Saturday, April 17, 2021

 Writing an automation to synchronize devices using a queue:

Introduction:  When devices access ingress APIs directly, there is no necessity for a queue. Yet queues provicde the ability to hold the requests when background workers complete the task. The former is synchronous and the latter asynchronous. APIs can also support an interface that is asynchronous and when devices call them directly, they can do so in parallel. Devices can also register callbacks. This is a popular programming interface. But the onus is on the devices to be savvy about using the interface to synchronize their state and the server has no knowledge about the client-side processing other than honoring their requests. Queues formalize the definition for the asynchronous behavior in the system. Each request is encapsulated in a message that can be journaled and audited. It supports retries and requeuing that gives an opportunity to multiple stages of workflows to complete. This article describes the usage of the latter whenever it is proper.

Description. We will need a database, a message broker, and a parallel-task library for the purposes of automating the synchronization requests. The message broker is deployed to a cluster so that it can be highly-available by virtue of the elasticity of the nodes servicing the cluster. The queue can support millions of requests of a few hundred bytes each. The state of the devices to be reconciled is kept in a database and the state can be changed both by virtue of the processing of the requests in a queue or by administrative actions on the database. The database does not have any exposure to the devices directly other than the queue. This enables the database to be the source of truth for the device state. The message broker can have internal and external devices and the update to the state is bidirectional. When the devices wake up, they can request their state to be refreshed. This perfects the write update because the data does not need to be sent out. If the queue sends messages back to the devices, it is a fan-out process. The devices can choose to check-in at selective times and the server can be selective about which devices to update. Both methods work well in certain situations. The fan-out happens in both writing as well as loading. It can be made selective as well. The fan-out can be limited during both pull and push. Disabling the writes to all devices can significantly reduce the cost. Other devices can load these updates only when reading. It is also helpful to keep track of which devices are active over a period so that only those devices get preference. 
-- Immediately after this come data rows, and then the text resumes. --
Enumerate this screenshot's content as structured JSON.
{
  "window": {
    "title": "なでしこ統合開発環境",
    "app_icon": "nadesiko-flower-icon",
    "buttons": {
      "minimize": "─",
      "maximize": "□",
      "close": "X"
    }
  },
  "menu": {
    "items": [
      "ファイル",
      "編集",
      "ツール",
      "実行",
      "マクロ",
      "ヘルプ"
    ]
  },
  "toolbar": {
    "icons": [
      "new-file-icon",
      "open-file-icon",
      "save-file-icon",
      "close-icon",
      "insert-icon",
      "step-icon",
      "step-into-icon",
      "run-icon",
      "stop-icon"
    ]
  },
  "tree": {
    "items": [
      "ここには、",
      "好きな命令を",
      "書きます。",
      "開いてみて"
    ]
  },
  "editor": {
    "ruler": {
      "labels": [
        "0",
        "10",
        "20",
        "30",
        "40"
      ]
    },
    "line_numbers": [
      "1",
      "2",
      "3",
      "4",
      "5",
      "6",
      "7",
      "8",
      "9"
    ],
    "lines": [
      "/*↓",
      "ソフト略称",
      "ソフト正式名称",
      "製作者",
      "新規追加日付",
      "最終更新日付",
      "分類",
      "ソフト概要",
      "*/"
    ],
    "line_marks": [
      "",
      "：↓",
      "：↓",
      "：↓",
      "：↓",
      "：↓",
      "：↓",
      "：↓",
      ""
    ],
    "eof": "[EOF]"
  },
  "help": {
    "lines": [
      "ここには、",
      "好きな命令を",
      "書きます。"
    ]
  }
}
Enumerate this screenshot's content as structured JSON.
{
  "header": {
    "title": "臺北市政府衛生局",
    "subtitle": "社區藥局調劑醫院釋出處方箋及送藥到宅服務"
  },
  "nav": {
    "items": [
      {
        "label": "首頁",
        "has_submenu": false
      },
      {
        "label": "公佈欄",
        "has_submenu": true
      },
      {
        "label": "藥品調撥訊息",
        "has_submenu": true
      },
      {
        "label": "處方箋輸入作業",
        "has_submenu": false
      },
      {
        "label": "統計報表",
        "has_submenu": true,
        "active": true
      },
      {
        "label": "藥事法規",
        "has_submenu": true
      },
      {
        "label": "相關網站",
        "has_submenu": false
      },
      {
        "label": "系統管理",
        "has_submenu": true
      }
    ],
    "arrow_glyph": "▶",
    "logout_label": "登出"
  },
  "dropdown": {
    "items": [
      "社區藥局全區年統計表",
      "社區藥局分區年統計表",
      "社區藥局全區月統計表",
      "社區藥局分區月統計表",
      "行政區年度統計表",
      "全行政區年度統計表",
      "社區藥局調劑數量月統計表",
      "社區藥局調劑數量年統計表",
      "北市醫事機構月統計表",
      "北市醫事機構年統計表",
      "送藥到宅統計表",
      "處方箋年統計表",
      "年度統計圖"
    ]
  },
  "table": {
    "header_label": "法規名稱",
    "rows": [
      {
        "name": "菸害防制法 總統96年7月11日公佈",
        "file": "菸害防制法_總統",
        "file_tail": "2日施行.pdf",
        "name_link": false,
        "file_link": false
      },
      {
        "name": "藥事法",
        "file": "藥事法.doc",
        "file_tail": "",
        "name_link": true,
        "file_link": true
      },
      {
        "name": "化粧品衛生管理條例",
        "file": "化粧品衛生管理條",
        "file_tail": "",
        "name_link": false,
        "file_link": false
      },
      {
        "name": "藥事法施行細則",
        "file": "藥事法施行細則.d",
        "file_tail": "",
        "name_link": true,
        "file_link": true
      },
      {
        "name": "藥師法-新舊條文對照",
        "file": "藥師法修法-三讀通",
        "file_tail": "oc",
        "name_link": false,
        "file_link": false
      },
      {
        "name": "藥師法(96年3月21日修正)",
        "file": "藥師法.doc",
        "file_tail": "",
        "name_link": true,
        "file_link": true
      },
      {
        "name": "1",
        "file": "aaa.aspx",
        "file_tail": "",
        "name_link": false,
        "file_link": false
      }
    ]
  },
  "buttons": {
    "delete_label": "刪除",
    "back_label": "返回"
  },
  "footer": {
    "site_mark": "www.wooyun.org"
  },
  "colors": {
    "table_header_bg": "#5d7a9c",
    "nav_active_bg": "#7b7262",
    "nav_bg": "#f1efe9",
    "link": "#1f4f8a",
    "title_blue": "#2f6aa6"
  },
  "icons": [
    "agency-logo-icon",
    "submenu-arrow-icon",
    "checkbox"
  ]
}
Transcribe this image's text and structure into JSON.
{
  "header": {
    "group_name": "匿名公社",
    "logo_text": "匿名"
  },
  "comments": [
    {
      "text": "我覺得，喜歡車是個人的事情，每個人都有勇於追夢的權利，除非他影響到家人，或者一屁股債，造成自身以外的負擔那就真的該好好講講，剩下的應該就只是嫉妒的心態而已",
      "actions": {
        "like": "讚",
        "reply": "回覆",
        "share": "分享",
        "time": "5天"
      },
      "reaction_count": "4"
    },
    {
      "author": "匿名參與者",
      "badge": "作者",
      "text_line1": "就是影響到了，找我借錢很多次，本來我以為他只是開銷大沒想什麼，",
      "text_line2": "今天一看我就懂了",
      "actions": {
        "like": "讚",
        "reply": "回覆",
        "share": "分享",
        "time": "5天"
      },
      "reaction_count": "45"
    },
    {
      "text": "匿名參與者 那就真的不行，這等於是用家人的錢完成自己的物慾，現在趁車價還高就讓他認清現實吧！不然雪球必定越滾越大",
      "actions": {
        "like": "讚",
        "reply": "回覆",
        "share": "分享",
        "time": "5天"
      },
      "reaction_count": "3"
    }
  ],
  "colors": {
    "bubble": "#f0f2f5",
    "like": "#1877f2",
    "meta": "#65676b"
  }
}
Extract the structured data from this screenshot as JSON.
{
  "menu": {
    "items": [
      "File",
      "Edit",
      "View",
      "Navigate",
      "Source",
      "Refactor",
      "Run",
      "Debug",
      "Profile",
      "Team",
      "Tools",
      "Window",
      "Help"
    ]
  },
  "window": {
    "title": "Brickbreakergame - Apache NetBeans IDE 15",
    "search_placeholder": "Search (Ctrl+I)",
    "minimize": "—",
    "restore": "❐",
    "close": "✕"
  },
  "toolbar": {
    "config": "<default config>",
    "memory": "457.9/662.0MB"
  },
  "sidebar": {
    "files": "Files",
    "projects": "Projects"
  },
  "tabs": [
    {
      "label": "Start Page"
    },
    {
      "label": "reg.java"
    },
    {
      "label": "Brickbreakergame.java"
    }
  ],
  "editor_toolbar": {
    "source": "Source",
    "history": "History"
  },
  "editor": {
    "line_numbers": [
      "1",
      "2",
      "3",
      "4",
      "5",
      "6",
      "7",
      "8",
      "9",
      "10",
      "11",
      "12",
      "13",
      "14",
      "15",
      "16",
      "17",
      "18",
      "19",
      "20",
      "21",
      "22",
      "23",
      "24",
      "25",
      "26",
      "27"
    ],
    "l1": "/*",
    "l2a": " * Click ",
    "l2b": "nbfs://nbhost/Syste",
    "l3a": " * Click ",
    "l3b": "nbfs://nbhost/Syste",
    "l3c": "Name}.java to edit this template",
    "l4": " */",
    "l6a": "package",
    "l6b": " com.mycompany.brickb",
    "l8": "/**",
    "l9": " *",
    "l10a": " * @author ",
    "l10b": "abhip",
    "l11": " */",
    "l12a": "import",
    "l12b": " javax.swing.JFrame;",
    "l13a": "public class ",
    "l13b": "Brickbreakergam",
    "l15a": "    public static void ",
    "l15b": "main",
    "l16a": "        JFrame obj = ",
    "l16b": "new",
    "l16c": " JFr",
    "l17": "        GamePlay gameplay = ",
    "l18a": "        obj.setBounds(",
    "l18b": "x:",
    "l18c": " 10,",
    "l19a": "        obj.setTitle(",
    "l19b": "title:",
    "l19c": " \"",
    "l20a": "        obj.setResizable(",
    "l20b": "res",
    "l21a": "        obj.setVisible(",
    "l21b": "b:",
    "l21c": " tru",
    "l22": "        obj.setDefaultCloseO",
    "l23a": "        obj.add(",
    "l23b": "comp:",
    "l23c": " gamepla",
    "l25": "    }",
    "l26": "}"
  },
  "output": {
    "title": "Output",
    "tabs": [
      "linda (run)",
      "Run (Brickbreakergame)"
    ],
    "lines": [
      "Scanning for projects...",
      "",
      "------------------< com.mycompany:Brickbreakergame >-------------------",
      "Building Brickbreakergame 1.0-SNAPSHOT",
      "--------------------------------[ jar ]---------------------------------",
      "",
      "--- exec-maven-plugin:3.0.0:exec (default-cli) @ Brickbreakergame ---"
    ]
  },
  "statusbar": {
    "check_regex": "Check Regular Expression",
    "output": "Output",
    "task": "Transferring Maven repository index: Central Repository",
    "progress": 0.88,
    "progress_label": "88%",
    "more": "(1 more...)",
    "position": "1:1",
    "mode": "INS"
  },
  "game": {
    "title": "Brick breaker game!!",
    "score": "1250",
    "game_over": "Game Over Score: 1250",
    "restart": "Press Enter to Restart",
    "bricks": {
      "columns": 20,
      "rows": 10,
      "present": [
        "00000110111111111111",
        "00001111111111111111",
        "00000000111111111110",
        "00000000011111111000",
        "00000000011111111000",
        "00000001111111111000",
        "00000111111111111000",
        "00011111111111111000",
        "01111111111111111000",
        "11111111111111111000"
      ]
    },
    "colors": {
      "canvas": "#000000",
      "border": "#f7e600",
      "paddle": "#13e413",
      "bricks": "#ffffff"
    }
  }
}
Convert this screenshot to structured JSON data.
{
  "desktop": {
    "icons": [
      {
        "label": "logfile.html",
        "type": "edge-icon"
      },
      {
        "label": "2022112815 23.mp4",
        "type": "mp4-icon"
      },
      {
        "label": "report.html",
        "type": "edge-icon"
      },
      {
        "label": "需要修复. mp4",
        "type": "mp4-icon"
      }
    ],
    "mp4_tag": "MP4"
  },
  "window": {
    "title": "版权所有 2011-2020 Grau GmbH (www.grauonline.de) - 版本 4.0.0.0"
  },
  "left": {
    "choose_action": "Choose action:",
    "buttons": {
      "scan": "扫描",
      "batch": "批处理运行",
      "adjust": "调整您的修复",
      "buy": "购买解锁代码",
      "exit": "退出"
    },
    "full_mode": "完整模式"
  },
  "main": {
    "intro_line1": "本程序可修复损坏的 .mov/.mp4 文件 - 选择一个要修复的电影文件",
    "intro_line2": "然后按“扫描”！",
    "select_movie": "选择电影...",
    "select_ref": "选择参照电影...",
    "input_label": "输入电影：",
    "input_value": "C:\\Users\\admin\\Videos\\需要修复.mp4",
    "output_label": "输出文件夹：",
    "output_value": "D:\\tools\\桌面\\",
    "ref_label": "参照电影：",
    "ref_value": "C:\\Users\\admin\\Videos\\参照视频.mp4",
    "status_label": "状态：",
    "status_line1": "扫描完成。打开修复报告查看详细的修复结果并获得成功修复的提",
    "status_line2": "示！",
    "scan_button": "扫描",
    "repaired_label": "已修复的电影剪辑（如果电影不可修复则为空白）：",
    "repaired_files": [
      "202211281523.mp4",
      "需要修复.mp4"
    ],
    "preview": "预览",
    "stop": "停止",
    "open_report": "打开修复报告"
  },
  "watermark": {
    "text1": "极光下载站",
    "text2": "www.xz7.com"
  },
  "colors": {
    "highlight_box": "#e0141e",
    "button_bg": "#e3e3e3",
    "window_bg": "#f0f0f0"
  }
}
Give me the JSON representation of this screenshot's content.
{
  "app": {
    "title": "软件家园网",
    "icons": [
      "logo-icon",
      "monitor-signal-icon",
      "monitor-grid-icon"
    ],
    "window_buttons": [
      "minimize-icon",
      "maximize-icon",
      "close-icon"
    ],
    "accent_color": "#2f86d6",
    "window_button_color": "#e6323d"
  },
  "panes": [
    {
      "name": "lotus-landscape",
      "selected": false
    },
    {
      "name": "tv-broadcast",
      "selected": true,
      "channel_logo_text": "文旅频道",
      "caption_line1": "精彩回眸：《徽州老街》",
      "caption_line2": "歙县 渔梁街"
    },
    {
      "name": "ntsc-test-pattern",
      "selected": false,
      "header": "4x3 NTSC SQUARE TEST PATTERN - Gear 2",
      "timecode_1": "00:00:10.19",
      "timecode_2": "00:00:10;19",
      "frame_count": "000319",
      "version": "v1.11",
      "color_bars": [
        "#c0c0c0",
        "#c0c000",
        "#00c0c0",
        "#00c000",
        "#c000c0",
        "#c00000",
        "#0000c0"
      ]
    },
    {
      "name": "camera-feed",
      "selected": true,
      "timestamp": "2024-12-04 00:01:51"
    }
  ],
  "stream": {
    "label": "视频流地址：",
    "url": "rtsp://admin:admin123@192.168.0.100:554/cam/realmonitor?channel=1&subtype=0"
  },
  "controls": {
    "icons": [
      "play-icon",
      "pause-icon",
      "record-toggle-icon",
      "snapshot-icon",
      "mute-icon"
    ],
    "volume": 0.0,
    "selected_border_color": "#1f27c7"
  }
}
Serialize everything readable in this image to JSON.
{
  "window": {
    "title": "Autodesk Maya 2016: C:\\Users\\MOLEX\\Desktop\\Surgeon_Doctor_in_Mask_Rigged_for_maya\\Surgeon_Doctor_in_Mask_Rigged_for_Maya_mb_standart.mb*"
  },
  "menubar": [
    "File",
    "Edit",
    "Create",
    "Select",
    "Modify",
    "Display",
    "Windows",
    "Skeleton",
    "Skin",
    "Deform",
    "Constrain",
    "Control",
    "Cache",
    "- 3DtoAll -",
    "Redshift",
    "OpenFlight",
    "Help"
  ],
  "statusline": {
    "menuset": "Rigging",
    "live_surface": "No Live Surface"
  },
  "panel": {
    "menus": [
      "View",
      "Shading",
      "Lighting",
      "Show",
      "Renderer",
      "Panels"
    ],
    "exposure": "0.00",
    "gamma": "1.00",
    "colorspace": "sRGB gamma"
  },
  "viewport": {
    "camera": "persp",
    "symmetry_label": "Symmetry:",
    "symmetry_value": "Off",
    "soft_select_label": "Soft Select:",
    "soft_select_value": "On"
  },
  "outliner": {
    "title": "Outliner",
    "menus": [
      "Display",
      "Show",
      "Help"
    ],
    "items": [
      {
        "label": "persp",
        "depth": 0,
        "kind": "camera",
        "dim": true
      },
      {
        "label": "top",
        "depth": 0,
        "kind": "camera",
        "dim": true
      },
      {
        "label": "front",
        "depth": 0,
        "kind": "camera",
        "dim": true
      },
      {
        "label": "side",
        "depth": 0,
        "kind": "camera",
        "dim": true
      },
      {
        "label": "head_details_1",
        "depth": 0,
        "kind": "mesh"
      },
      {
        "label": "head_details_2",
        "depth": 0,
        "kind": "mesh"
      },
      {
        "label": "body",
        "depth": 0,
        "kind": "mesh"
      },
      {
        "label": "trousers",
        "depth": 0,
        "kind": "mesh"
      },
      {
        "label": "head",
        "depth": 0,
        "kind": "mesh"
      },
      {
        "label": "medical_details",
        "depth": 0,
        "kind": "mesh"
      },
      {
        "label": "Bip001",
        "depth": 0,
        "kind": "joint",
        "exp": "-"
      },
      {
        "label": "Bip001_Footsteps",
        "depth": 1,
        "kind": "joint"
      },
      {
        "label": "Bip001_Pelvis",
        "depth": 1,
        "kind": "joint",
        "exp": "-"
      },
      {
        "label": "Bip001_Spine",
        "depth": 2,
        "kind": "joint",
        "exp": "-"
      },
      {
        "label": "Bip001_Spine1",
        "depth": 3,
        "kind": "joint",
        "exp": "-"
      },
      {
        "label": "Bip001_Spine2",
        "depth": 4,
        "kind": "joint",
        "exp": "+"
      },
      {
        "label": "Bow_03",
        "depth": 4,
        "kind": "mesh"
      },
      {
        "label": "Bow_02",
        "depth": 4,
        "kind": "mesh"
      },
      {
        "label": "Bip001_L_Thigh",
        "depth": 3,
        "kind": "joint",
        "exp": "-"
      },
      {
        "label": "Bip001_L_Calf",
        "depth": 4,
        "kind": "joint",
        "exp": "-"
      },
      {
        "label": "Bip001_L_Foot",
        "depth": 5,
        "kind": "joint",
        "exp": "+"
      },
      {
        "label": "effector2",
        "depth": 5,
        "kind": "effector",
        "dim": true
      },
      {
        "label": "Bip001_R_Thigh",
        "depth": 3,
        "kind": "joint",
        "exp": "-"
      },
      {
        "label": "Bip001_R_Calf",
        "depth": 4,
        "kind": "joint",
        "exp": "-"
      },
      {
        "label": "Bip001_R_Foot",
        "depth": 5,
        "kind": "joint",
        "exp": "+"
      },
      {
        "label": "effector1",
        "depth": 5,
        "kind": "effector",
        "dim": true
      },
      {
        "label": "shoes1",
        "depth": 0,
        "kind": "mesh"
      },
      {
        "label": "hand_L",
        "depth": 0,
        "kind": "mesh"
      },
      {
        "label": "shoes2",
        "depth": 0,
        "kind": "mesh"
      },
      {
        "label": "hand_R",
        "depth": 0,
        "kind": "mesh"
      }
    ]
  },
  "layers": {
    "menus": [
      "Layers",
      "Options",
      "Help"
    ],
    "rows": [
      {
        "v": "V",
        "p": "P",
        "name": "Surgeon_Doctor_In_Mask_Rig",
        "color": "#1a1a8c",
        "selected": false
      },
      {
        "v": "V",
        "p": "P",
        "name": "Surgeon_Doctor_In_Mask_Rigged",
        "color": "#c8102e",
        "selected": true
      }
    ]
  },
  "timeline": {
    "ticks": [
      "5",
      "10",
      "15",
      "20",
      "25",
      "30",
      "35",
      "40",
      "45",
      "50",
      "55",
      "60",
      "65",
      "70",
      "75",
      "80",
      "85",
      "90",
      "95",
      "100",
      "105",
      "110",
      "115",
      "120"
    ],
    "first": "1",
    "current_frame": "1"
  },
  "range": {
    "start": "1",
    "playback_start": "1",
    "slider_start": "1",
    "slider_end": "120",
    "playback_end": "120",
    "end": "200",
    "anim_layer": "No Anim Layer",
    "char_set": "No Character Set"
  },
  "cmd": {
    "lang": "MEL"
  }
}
The library that automates the translation of states to messages and back supports parallelization so that each worker can take one message or device state at a time and perform the conversion. The translation between state and message is one-to-one mapping and the workers are also assigned the ownership of the translation so that there is no overlap between the tasks executed by the workers.  The conversion can happen multiple times so the workers can support multiple stage workflows independent of the devices simply by constructing internal messages for other workers to pick up. All the activities of the workers are logged with the timestamp of the message, the identity of the device for which the state is being synchronized and the identity of the worker. These logs are stored in a way that they can be indexed and searched based on these identifiers for troubleshooting purposes.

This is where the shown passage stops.